Maternidade & Capacitismo

Precisamos falar sobre o capacitismo e sobre como isso pode atingir a nós e nossos filhos, com ou sem deficiência. No meu caso, eu tenho dois filhos e só a Joana é surda profunda bilateral. Para quem ainda não tem familiaridade com esse termo:

Capacitismo é toda expressão de preconceito que acontece associado à uma deficiência.

O primeiro momento em que o capacitismo se impõe em nossas vidas é no processo de diagnóstico. É ali que nos vem à mente todos os possíveis nãos relacionados à deficiência em questão. A gente esquece que está diante de uma criança, e que só isso já significa uma infinidade de possibilidades, de coisas boas, outras maravilhosas e de coisas ruins também. Isso se chama vida! Mas, a gente está lá só contabilizando os “nãos”, numa lista infinita.

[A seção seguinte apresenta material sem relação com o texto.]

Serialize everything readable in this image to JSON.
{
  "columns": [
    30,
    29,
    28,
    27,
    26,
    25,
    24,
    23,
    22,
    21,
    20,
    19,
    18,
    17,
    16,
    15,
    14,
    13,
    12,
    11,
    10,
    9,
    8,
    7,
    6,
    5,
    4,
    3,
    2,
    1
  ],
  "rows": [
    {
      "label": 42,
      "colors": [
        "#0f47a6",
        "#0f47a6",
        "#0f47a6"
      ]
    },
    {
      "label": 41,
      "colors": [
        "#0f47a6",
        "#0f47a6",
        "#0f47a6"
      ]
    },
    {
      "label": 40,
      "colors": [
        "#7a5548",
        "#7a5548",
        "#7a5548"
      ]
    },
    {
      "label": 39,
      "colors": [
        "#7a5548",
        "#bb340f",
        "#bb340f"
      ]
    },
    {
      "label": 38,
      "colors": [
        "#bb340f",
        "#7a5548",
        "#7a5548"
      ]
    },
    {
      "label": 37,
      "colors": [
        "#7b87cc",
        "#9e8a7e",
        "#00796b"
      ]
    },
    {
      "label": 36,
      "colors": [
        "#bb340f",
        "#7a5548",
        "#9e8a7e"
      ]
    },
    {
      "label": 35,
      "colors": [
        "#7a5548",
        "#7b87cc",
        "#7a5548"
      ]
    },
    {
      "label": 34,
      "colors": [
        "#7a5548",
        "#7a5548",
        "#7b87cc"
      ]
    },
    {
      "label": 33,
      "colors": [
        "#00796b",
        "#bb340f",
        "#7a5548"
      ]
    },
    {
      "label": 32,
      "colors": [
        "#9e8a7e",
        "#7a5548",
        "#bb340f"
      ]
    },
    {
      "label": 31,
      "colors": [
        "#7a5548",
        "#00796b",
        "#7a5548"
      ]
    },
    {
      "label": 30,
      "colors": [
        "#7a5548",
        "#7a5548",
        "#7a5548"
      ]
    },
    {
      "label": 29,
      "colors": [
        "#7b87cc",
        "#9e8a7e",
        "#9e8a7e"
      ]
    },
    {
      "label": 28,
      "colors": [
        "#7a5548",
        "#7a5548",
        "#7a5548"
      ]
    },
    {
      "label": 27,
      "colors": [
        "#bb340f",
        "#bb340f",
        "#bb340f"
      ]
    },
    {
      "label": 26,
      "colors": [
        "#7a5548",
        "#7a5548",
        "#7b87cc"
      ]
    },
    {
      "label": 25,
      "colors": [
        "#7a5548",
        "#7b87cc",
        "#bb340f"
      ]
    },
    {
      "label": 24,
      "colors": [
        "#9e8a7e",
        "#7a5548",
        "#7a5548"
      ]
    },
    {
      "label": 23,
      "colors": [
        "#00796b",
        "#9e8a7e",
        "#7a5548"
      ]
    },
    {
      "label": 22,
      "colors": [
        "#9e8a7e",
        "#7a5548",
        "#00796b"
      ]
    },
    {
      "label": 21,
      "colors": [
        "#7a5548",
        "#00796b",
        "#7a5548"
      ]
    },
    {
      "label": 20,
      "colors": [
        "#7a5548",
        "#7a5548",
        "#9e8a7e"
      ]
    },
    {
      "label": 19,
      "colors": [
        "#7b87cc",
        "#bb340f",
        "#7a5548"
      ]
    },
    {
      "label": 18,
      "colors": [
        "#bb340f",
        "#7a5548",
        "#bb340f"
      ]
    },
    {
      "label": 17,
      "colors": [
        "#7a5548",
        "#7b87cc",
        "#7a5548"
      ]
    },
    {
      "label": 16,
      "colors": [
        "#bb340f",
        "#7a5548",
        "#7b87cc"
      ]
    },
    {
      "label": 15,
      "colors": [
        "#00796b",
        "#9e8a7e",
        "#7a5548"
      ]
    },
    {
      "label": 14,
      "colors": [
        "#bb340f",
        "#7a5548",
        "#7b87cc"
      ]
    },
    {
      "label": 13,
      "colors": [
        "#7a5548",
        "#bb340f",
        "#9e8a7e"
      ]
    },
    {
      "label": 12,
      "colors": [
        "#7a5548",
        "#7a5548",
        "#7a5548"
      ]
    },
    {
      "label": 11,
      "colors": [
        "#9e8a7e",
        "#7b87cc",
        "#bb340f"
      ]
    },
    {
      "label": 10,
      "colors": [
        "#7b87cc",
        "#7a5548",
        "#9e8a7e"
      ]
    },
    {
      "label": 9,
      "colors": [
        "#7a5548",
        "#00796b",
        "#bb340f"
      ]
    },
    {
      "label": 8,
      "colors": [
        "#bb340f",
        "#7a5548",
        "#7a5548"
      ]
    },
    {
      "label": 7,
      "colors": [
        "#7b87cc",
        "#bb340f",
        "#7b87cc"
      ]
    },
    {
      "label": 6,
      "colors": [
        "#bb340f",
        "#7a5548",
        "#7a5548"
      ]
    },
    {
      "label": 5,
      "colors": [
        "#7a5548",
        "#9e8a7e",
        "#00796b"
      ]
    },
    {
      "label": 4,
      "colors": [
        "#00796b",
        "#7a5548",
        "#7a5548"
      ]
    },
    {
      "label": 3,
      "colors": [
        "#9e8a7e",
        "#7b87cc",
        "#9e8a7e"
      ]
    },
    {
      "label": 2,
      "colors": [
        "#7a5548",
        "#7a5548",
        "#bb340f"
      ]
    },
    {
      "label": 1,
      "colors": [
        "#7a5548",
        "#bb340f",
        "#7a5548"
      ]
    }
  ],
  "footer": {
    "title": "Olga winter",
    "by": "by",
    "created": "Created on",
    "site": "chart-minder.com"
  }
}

E o capacitismo joga tão duro com a gente que, nesse primeiro momento, ele já pode nos deprimir, nos fazer entrar em negação, e nos paralisar também em relação ao que fazer, paralisar tratamentos e possibilidades de intervenção. Mas, mãe é tinhosa e vence esse primeiro confronto, conseguimos construir novos olhares sobre nossos filhos, conseguimos seguir adiante. 

Porém, o capacitismo é uma coisa que não cede fácil! Volta a nos atormentar constantemente e enche a nossa cabeça de caraminholas sobre o que os outros vão pensar e como podemos proteger nossos filhos dessas situações.

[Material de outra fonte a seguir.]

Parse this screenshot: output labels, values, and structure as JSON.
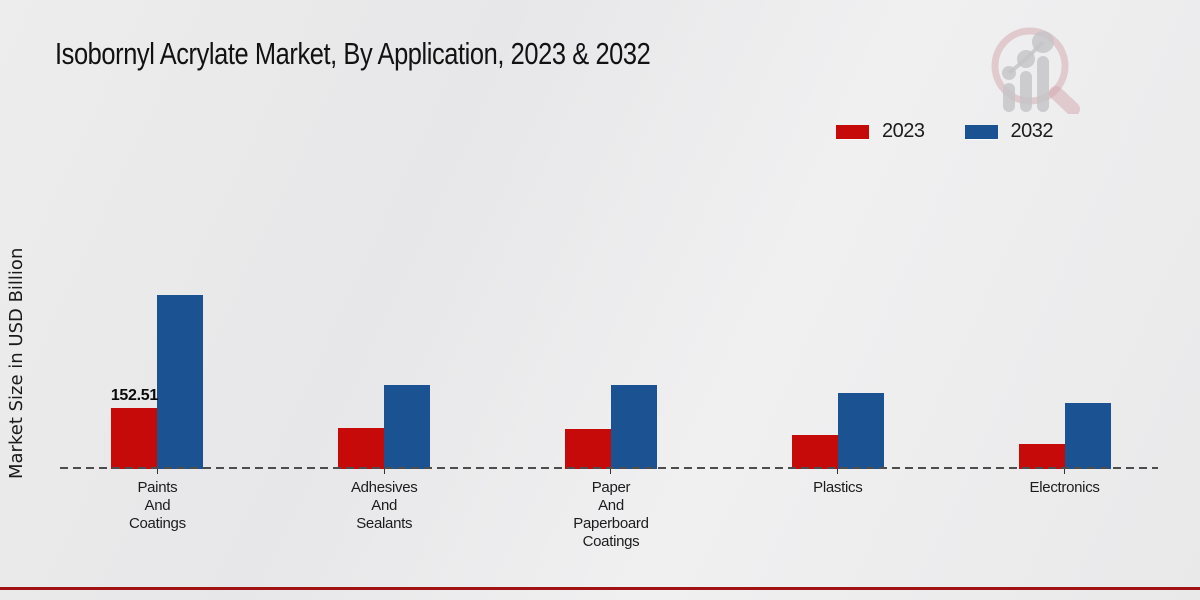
{
  "chart_data": {
    "type": "bar",
    "title": "Isobornyl Acrylate Market, By Application, 2023 & 2032",
    "xlabel": "",
    "ylabel": "Market Size in USD Billion",
    "ylim": [
      0,
      450
    ],
    "grid": false,
    "legend_position": "top-right",
    "categories": [
      "Paints\nAnd\nCoatings",
      "Adhesives\nAnd\nSealants",
      "Paper\nAnd\nPaperboard\nCoatings",
      "Plastics",
      "Electronics"
    ],
    "series": [
      {
        "name": "2023",
        "color": "#c60909",
        "values": [
          152.51,
          102.5,
          100,
          85,
          62.5
        ]
      },
      {
        "name": "2032",
        "color": "#1b5291",
        "values": [
          435,
          210,
          209,
          189,
          166
        ]
      }
    ],
    "annotations": [
      {
        "series": "2023",
        "category_index": 0,
        "text": "152.51"
      }
    ],
    "baseline_style": "dashed"
  },
  "icons": {
    "watermark": "magnifier-bar-chart-logo"
  },
  "footer": {
    "stripe_color": "#c00000"
  }
}
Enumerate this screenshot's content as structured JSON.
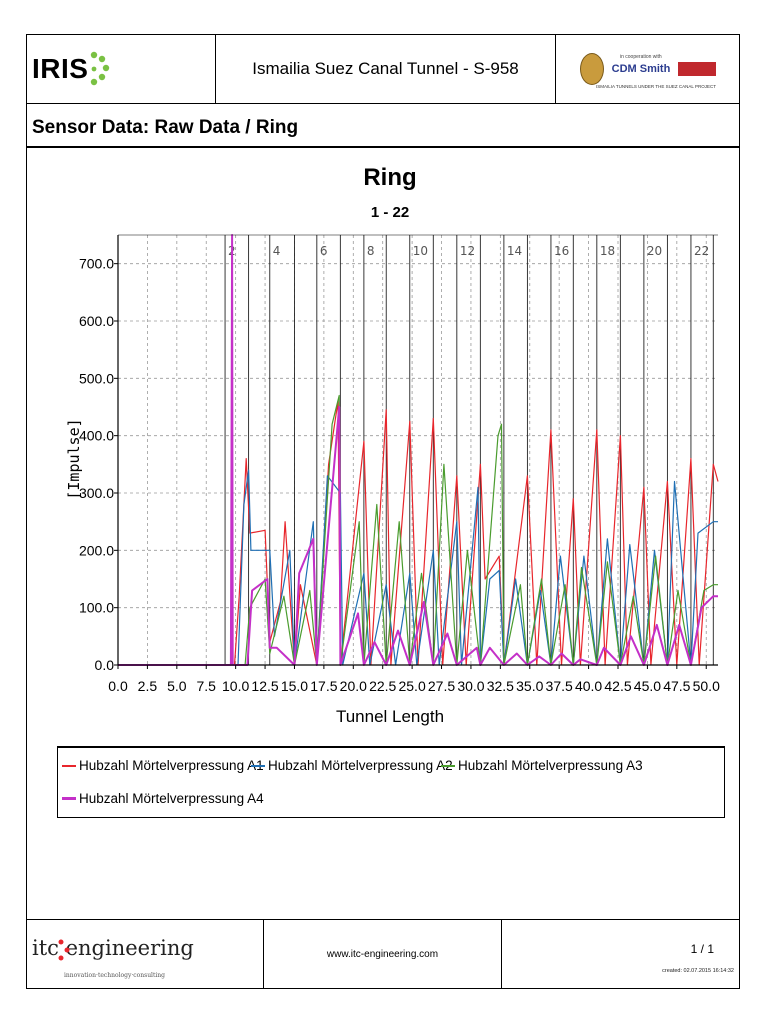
{
  "header": {
    "logo_text": "IRIS",
    "title": "Ismailia Suez Canal Tunnel - S-958",
    "partner_logo_text": "CDM Smith",
    "cooperation_text": "in cooperation with",
    "project_text": "ISMAILIA TUNNELS UNDER THE SUEZ CANAL PROJECT"
  },
  "subtitle": "Sensor Data: Raw Data / Ring",
  "chart_data": {
    "type": "line",
    "title": "Ring",
    "subtitle": "1 - 22",
    "xlabel": "Tunnel Length",
    "ylabel": "[Impulse]",
    "xlim": [
      0,
      51.0
    ],
    "ylim": [
      0,
      750
    ],
    "x_ticks": [
      "0.0",
      "2.5",
      "5.0",
      "7.5",
      "10.0",
      "12.5",
      "15.0",
      "17.5",
      "20.0",
      "22.5",
      "25.0",
      "27.5",
      "30.0",
      "32.5",
      "35.0",
      "37.5",
      "40.0",
      "42.5",
      "45.0",
      "47.5",
      "50.0"
    ],
    "y_ticks": [
      "0.0",
      "100.0",
      "200.0",
      "300.0",
      "400.0",
      "500.0",
      "600.0",
      "700.0"
    ],
    "grid": true,
    "ring_markers": [
      {
        "label": "2",
        "x": 9.1
      },
      {
        "label": "4",
        "x": 12.9
      },
      {
        "label": "6",
        "x": 16.9
      },
      {
        "label": "8",
        "x": 20.9
      },
      {
        "label": "10",
        "x": 24.8
      },
      {
        "label": "12",
        "x": 28.8
      },
      {
        "label": "14",
        "x": 32.8
      },
      {
        "label": "16",
        "x": 36.8
      },
      {
        "label": "18",
        "x": 40.7
      },
      {
        "label": "20",
        "x": 44.7
      },
      {
        "label": "22",
        "x": 48.7
      }
    ],
    "ring_lines_x": [
      9.1,
      11.1,
      12.9,
      15.0,
      16.9,
      18.9,
      20.9,
      22.8,
      24.8,
      26.8,
      28.8,
      30.8,
      32.8,
      34.8,
      36.8,
      38.7,
      40.7,
      42.7,
      44.7,
      46.7,
      48.7,
      50.6
    ],
    "series": [
      {
        "name": "Hubzahl Mörtelverpressung A1",
        "color": "#e8262c",
        "width": 1.2,
        "x": [
          0,
          9.9,
          10.3,
          10.9,
          11.2,
          12.5,
          12.9,
          13.8,
          14.2,
          15.0,
          15.5,
          16.9,
          17.9,
          18.7,
          18.9,
          20.9,
          21.5,
          22.8,
          23.2,
          24.8,
          25.5,
          26.8,
          27.6,
          28.8,
          29.6,
          30.8,
          31.2,
          32.4,
          32.8,
          34.8,
          35.6,
          36.8,
          37.7,
          38.7,
          39.3,
          40.7,
          41.4,
          42.7,
          43.3,
          44.7,
          45.3,
          46.7,
          47.5,
          48.7,
          49.4,
          50.6,
          51.0
        ],
        "y": [
          0,
          0,
          120,
          360,
          230,
          235,
          40,
          110,
          250,
          0,
          140,
          0,
          350,
          460,
          0,
          390,
          0,
          445,
          0,
          425,
          0,
          430,
          0,
          330,
          0,
          350,
          150,
          190,
          0,
          330,
          0,
          410,
          0,
          290,
          0,
          410,
          0,
          400,
          0,
          310,
          0,
          320,
          0,
          360,
          0,
          350,
          320
        ]
      },
      {
        "name": "Hubzahl Mörtelverpressung A2",
        "color": "#1f6fb4",
        "width": 1.2,
        "x": [
          0,
          10.2,
          10.7,
          11.1,
          11.3,
          12.9,
          13.3,
          14.6,
          15.0,
          16.6,
          16.9,
          17.8,
          18.9,
          19.1,
          20.9,
          21.4,
          22.8,
          23.6,
          24.8,
          25.4,
          26.8,
          27.3,
          28.8,
          29.2,
          30.6,
          30.8,
          31.6,
          32.4,
          32.8,
          33.8,
          34.8,
          35.9,
          36.8,
          37.6,
          38.7,
          39.6,
          40.7,
          41.6,
          42.7,
          43.5,
          44.7,
          45.6,
          46.7,
          47.3,
          48.7,
          49.3,
          50.6,
          51.0
        ],
        "y": [
          0,
          0,
          280,
          340,
          200,
          200,
          50,
          200,
          0,
          250,
          0,
          330,
          300,
          0,
          160,
          0,
          140,
          0,
          160,
          0,
          200,
          0,
          250,
          0,
          310,
          0,
          150,
          165,
          0,
          150,
          0,
          130,
          0,
          190,
          0,
          190,
          0,
          220,
          0,
          210,
          0,
          200,
          0,
          320,
          0,
          230,
          250,
          250
        ]
      },
      {
        "name": "Hubzahl Mörtelverpressung A3",
        "color": "#4a9c2e",
        "width": 1.2,
        "x": [
          0,
          10.8,
          11.2,
          12.5,
          12.9,
          14.1,
          15.0,
          16.3,
          16.9,
          18.2,
          18.8,
          18.9,
          20.5,
          20.9,
          22.0,
          22.8,
          23.9,
          24.8,
          25.8,
          26.8,
          27.7,
          28.8,
          29.7,
          30.8,
          32.3,
          32.6,
          32.8,
          34.2,
          34.8,
          36.0,
          36.8,
          38.0,
          38.7,
          39.4,
          40.7,
          41.6,
          42.7,
          43.8,
          44.7,
          45.7,
          46.7,
          47.6,
          48.7,
          49.8,
          50.6,
          51.0
        ],
        "y": [
          0,
          0,
          100,
          150,
          20,
          120,
          0,
          130,
          0,
          420,
          470,
          0,
          250,
          0,
          280,
          0,
          250,
          0,
          160,
          0,
          350,
          0,
          200,
          0,
          400,
          420,
          0,
          140,
          0,
          150,
          0,
          140,
          0,
          170,
          0,
          180,
          0,
          120,
          0,
          190,
          0,
          130,
          0,
          130,
          140,
          140
        ]
      },
      {
        "name": "Hubzahl Mörtelverpressung A4",
        "color": "#c430c8",
        "width": 2,
        "x": [
          0,
          9.6,
          9.7,
          9.75,
          11.0,
          11.4,
          12.7,
          12.9,
          13.5,
          15.0,
          15.4,
          16.6,
          16.9,
          18.8,
          18.9,
          20.4,
          20.9,
          21.8,
          22.8,
          23.8,
          24.8,
          26.0,
          26.8,
          28.0,
          28.8,
          30.5,
          30.8,
          31.6,
          32.8,
          33.9,
          34.8,
          35.8,
          36.8,
          37.7,
          38.7,
          39.3,
          40.7,
          41.3,
          42.7,
          43.6,
          44.7,
          45.8,
          46.7,
          47.7,
          48.7,
          49.6,
          50.6,
          51.0
        ],
        "y": [
          0,
          0,
          750,
          0,
          0,
          130,
          150,
          30,
          30,
          0,
          160,
          220,
          0,
          450,
          0,
          90,
          0,
          40,
          0,
          60,
          0,
          110,
          0,
          55,
          0,
          30,
          0,
          30,
          0,
          20,
          0,
          15,
          0,
          20,
          0,
          10,
          0,
          30,
          0,
          50,
          0,
          70,
          0,
          70,
          0,
          100,
          120,
          120
        ]
      }
    ]
  },
  "legend": {
    "items": [
      "Hubzahl Mörtelverpressung A1",
      "Hubzahl Mörtelverpressung A2",
      "Hubzahl Mörtelverpressung A3",
      "Hubzahl Mörtelverpressung A4"
    ]
  },
  "footer": {
    "company": "itc engineering",
    "tagline": "innovation·technology·consulting",
    "url": "www.itc-engineering.com",
    "page": "1 / 1",
    "created": "created: 02.07.2015 16:14:32"
  }
}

É aí que surge a armadilha de escondermos a deficiência, não caiam nessa!

Eventualmente a gente escorrega mesmo. Seja tentando disfarçar o que for que apareça na deficiência do nosso filho (no caso da surdez é muito comum as tentativas de disfarçar os aparelhos auditivos e implantes cocleares); seja sofrendo pelo olhar do outro, mesmo quando mostramos os aparelhos enfrentando o nosso próprio preconceito e ressignificando uma montanha de sentimentos; seja deixando de levar nossos filhos em momentos de convivência social.

Sim, os olhares e as opiniões dos outros machucam demais.

Lembro que antes da cirurgia do implante da Joana, estava em família e mostrei imagens de crianças implantadas e dos aparelhos que a Joana usaria e uma pessoa, talvez achando que daria uma sugestão útil, perguntou:

“Não existe nada menos feio para colocar na cabeça da criança, não?!”

Ali, eu me dei conta que todo preconceito e julgamento não estavam apenas em mim, estão no mundo inteiro: na família, na escola, nos parquinhos, nas atividades extras curriculares.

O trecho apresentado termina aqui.